Eu amo a rua. Esse sentimento de natureza toda íntima não vos seria revelado por mim se não julgasse, e razões não tivesse para julgar, que este amor assim absoluto e assim exagerado é partilhado por todos vós. Nós somos irmãos, nós nos sentimos parecidos e iguais; nas cidades, nas aldeias, nos povoados, não porque soframos, com a dor e os desprazeres, a lei e a polícia, mas porque nos une, nivela e agremia o amor da rua. É este mesmo o sentimento imperturbável e indissolúvel, o único que, como a própria vida, resiste às idades e às épocas. Tudo se transforma, tudo varia o amor, o ódio, o egoísmo. Hoje é mais amargo o riso, mais dolorosa a ironia. Os séculos passam, deslizam, levando as coisas fúteis e os acontecimentos notáveis. Só persiste e fica, legado das gerações cada vez maior, o amor da rua.

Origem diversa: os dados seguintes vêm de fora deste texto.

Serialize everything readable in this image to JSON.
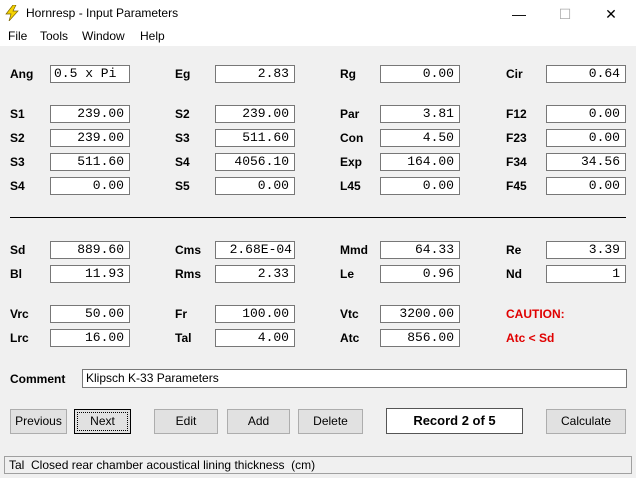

A rua! Que é a rua? Um cançonetista de Montmartre fá-la dizer:

         Je suis la rue, femme éternellement verte,

         Je n’ai jamais trouvé d’autre carrière ouverte

         Sinon d’être la rue, et, de tout temps, depuis

         Que ce pénible monde est monde, je la suis...

(Eu sou a rua, mulher eternamente verde, jamais encontrei outra carreira aberta senão a de ser a rua e, por todo o tempo; desde que este penoso mundo é mundo, eu a sou...)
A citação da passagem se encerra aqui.